Aufenthaltsverbote sind gegen 389 Personen ausgesprochen worden, 51 Menschen wurden in Gewahrsam genommen, gegen 44 Personen wurden Platzverweise erteilt.
Im Visier der Polizei waren Personen, die augenscheinlich ihrem äußeren Erscheinungsbild oder dem Auftreten nach dem linken Spektrum zugerechnet werden könnten.
Verdächtig waren auch Menschen zwischen 16 und 35 Jahren in Gruppen ab drei Personen.
Als Ines Ball anmerkte, dass sie im Schanzenviertel wohne, erklärte der Beamte, dass dies "wohl bekannt aber egal" sei. Sie habe auf dem schnellsten Weg nach Hause zu gehen und dürfe die Wohnung bis fünf Uhr morgens nicht mehr verlassen. "Sie sollte erklärtermaßen einem faktischen Hausarrest unterworfen werfen", sagt Gericke.
Doch es kam noch heftiger: Plötzlich erklärte ein anderer Beamter, dass Ball in Gewahrsam genommen werde, um das Aufenthaltsverbot praktisch durchzusetzen. Bis morgens um drei Uhr verbrachte sie die Nacht in einer Zelle einer Polizeiwache. "Die mehrstündige Freiheitsentziehung stellt eine schwerwiegende Verletzung ihrer Grundrechte dar", sagt Gericke.
Aber auch die Normen im PolDVG hält der Verwaltungsrechtler für rechtswidrig: "Diese Ermächtigung ist in mehrfacher Hinsicht verfassungswidrig", sagt er. So verlange das Bundesverfassungsgericht vom Gesetzgeber ein Bestimmtheitsgebot, so dass sich betroffene Bürger auf mögliche belastende Maßnahmen einstellen können. Anhand der gesetzlichen Regelungen müssen Betroffene die Rechtslage erkennen können, um das Verhalten danach auszurichten. Das PolDVG überlasse jedoch die Definition und Einrichtung bestimmter Gefahrengebiete allein der Polizei und ihren vermeintlich für die Öffentlichkeit nicht nachvollziehbaren "Lageerkenntnisse". Die wahllosen Personenkontrollen stellen aber einen Eingriff in das informationelle Selbstbestimmungsrecht dar, da dadurch gespeichert werden kann, mit wem sich eine kontrollierte Person an welcher Örtlichkeit aufgehalten habe. Und die Durchsuchung mitgeführter Sachen sei gekennzeichnet von einem "Eindringen in die private Sphäre eines Betroffenen im Weg des zweckgerichteten Ausforschens", so Anwalt Gericke.
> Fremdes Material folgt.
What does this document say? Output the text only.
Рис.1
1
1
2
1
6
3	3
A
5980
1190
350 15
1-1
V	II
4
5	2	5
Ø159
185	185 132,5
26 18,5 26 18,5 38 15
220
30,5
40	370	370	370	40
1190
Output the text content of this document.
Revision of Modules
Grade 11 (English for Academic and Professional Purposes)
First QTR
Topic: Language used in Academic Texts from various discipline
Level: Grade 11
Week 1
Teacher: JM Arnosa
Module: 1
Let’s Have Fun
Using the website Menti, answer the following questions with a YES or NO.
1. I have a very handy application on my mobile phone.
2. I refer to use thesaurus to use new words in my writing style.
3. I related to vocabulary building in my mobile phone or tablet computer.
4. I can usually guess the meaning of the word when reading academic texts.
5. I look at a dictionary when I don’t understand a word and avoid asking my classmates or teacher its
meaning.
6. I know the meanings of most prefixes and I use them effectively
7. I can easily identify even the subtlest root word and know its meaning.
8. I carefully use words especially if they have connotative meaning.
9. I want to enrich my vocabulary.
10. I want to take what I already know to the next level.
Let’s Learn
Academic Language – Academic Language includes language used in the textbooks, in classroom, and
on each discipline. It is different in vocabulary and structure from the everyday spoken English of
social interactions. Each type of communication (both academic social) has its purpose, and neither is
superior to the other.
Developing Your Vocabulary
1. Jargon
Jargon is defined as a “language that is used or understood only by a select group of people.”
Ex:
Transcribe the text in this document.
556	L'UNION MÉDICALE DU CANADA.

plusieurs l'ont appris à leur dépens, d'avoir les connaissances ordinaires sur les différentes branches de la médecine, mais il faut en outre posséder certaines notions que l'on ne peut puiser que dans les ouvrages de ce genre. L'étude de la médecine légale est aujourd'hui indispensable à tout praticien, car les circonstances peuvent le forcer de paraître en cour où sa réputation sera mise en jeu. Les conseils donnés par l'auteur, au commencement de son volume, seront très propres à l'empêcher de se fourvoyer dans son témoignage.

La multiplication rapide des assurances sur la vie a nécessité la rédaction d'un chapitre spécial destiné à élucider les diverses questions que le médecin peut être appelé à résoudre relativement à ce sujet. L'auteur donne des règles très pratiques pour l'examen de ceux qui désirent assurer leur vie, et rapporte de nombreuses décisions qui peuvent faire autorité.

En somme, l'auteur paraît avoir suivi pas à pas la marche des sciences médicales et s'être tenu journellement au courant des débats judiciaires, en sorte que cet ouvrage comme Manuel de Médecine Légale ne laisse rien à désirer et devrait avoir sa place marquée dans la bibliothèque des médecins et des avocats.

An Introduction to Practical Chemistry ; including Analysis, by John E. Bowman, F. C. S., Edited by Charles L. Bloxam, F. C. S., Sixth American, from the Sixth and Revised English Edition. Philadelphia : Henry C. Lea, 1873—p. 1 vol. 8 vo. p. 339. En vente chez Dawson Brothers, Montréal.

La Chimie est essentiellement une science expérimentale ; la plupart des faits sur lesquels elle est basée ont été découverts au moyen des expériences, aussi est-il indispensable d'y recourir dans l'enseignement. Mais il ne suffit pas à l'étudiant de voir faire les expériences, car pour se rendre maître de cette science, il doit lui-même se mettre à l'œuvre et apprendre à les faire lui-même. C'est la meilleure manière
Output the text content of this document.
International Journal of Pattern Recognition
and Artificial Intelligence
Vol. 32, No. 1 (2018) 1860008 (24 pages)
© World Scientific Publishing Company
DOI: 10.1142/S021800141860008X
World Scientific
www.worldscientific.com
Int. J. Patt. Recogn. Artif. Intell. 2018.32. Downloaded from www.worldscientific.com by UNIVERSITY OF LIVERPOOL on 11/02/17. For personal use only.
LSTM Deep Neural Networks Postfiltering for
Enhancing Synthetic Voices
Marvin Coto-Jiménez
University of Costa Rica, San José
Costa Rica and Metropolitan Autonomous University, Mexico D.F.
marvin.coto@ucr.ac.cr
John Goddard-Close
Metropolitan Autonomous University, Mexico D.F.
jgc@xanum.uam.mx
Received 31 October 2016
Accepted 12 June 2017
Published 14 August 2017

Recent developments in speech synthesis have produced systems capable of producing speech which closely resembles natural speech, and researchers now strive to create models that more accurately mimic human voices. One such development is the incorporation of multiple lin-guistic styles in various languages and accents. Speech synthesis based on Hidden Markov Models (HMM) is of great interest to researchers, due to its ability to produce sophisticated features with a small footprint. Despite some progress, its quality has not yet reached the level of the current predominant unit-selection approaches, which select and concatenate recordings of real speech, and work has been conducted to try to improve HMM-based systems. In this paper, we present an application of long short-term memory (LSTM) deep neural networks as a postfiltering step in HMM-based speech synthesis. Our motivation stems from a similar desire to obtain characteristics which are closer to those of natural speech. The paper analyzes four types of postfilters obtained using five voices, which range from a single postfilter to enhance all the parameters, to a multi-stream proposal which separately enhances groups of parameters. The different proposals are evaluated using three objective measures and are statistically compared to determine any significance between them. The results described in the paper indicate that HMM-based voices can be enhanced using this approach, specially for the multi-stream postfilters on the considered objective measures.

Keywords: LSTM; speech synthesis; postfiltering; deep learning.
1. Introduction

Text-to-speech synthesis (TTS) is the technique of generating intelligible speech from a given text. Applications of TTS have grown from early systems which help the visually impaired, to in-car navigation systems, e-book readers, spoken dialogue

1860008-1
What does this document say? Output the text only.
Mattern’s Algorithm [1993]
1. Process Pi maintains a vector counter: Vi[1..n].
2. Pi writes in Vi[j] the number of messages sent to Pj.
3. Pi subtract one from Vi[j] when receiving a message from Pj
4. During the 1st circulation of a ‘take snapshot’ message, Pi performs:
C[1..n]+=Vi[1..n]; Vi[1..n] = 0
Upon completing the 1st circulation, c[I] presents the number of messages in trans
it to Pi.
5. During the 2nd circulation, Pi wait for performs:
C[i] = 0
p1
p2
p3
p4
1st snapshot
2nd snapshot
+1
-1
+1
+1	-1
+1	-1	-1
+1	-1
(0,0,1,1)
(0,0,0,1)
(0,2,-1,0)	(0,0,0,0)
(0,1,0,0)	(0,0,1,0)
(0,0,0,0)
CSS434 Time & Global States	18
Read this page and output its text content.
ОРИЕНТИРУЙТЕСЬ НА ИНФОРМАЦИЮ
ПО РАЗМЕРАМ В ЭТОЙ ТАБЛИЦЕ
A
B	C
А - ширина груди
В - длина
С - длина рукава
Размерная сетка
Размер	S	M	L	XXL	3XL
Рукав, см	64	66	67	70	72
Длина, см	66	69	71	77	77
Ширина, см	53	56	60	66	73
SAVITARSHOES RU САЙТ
Die Auswirkungen des "Gefahrengebiet Schanze" sei im Mai besonders plastisch geworden, als die Bewohner des Schanzenviertels ohne Anlass einer Identitätskontrolle unterzogen worden sind. Wollten sich Anwohner dieser Kontrolle nicht aussetzen, hätte der- oder diejenige zu Hause bleiben oder das Schanzenviertel meiden müssen. "Diese Konsequenz ist fraglos verfassungsrechtlich inakzeptabel", sagt Gericke. Auch dürfe der Zugang zur Wohnung nicht in ein Aufenthaltsverbot einbezogen werden.
Gericke geht davon aus, dass sich das Verwaltungsgericht mit dem Komplex Gefahrengebiet und verdachtsunabhängige Kontrollen intensiv auseinandersetzen wird. Gericke: "Es gibt dazu noch keine Grundsatzentscheidung des Bundesverfassungsgerichts."